Si l’on devait répondre en une phrase à la question : « Que fais-tu quand tu pratiques la méditation ? », le plus juste pourrait être de dire : « j’essaie d’apprendre à reconnaître, à laisser être et à m’appuyer sur l’étrange dimension de la non-pensée. »
1. Tout ce que nous pensons nous égare
Vous avez une réunion importante, vous pensez à tout ce qu’il vous faudra
dire, à la façon dont les choses se dérouleront, à ce que vous devrez faire… Et
lorsque la réunion arrive, rien ne se passe comme vous l’avez prévu. En
réalité, rien ne se passe jamais exactement comme nous l’avons prévu. Et nous avons
alors besoin d’avoir de la « présence d’esprit ». Comme cette
expression La présence d’esprit est parlante ! En effet, souvent
l’esprit n’est pas présent ou nous ne sommes pas présent à lui ! Or la seule
manière de développer la présence d’esprit, c’est de faire confiance à la
non-pensée.
La plupart du temps, ce que nous pensons ne fait qu’obstruer la réalité.
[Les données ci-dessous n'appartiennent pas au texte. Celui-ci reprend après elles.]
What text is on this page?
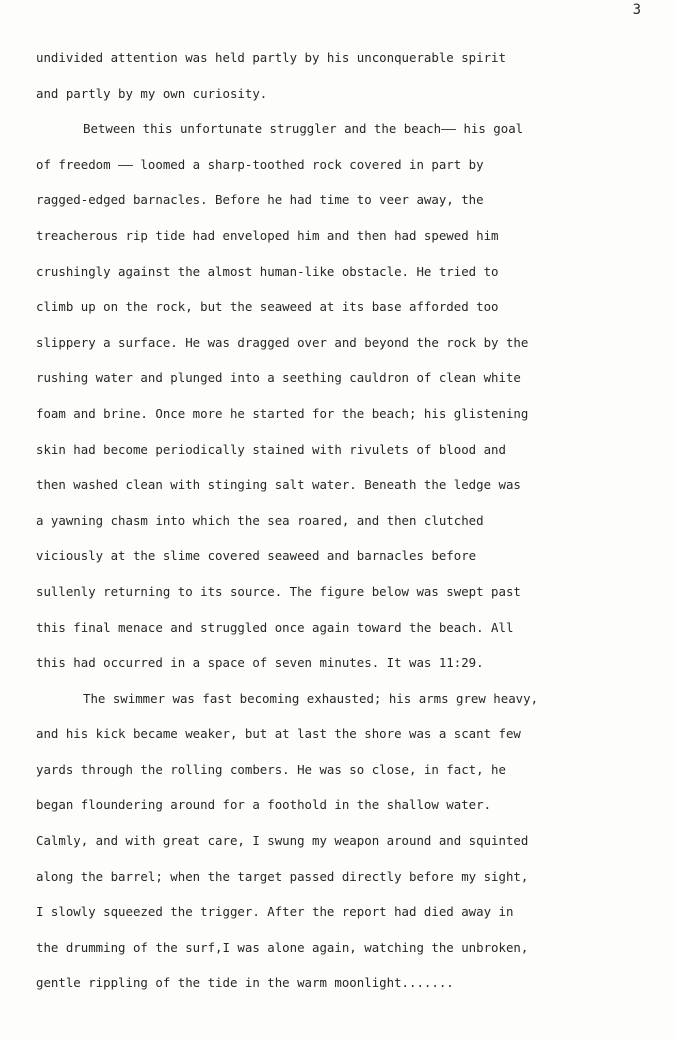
3
undivided attention was held partly by his unconquerable spirit
and partly by my own curiosity.
Between this unfortunate struggler and the beach—— his goal
of freedom —— loomed a sharp-toothed rock covered in part by
ragged-edged barnacles. Before he had time to veer away, the
treacherous rip tide had enveloped him and then had spewed him
crushingly against the almost human-like obstacle. He tried to
climb up on the rock, but the seaweed at its base afforded too
slippery a surface. He was dragged over and beyond the rock by the
rushing water and plunged into a seething cauldron of clean white
foam and brine. Once more he started for the beach; his glistening
skin had become periodically stained with rivulets of blood and
then washed clean with stinging salt water. Beneath the ledge was
a yawning chasm into which the sea roared, and then clutched
viciously at the slime covered seaweed and barnacles before
sullenly returning to its source. The figure below was swept past
this final menace and struggled once again toward the beach. All
this had occurred in a space of seven minutes. It was 11:29.
The swimmer was fast becoming exhausted; his arms grew heavy,
and his kick became weaker, but at last the shore was a scant few
yards through the rolling combers. He was so close, in fact, he
began floundering around for a foothold in the shallow water.
Calmly, and with great care, I swung my weapon around and squinted
along the barrel; when the target passed directly before my sight,
I slowly squeezed the trigger. After the report had died away in
the drumming of the surf,I was alone again, watching the unbroken,
gentle rippling of the tide in the warm moonlight.......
La
vérité ne se donne à voir que lorsqu’il y a une cessation de la pensée
ordinaire qui teinte tout de son emprise. C’est ce dont témoigne l’expression
du poète William Blake qui qualifie les idées de « menottes forgées par
l’esprit » [1]. Les idées sont effectivement des menottes mentales dont il est
presque impossible de se libérer lorsqu’elles se sont refermées sur nous. Nous
croyons dominer une situation par la pensée alors qu’en fait, celle-ci enferme
la réalité et nous-mêmes dans des cellules isolées et séparées.
2. La méditation et la poésie
La méditation nous permet d’établir un rapport au monde autre que celui donné par les concepts, car, alors nous nous relions à ce qui est — sans travaux d’approche. Directement. Nous essayons d’être présents à nos sensations corporelles, aux pensées qui nous viennent et à notre réaction devant ces pensées, à la façon dont nous les jugeons, les aimons, les refusons… Nous essayons simplement d’être attentifs aux tours et aux détours par lesquels nous nous relions au monde, à tous les événements et au rapport que nous entretenons avec eux. Nous épousons ainsi pas à pas ce qui est, sans chercher à l’envisager par concepts interposés : nous voyons les menottes ; nous n’en rajoutons pas de nouvelles. Telle est la manière de se ! tenir poétiquement au monde, si l’on en croit le peintre Joseph Severn évoquant son ami, le très grand poète Keats :
Rien ne semblait lui échapper, ni le chant d’un oiseau, ni la réponse en sourdine du sous-bois ou de la haie, ni le bruissement de quelque animal, ni les variations des lumières vertes et brunes et des ombres furtives, ni les mouvements du vent - la façon exacte que celui-ci avait d’attraper certaines fleurs et plantes élancées - ni la pérégrination des nuages ; ni même les traits et les gestes des trimardeurs de passage, la couleur des cheveux d’une femme, le sourire d’un visage d’enfant, l’animalité furtive, sous le déguisement d’humanité chez nombre de vagabonds, ni même les chapeaux, les vêtements, les souliers, partout où ceux-ci véhiculaient la moindre indication quant à la personnalité du porteur. [2]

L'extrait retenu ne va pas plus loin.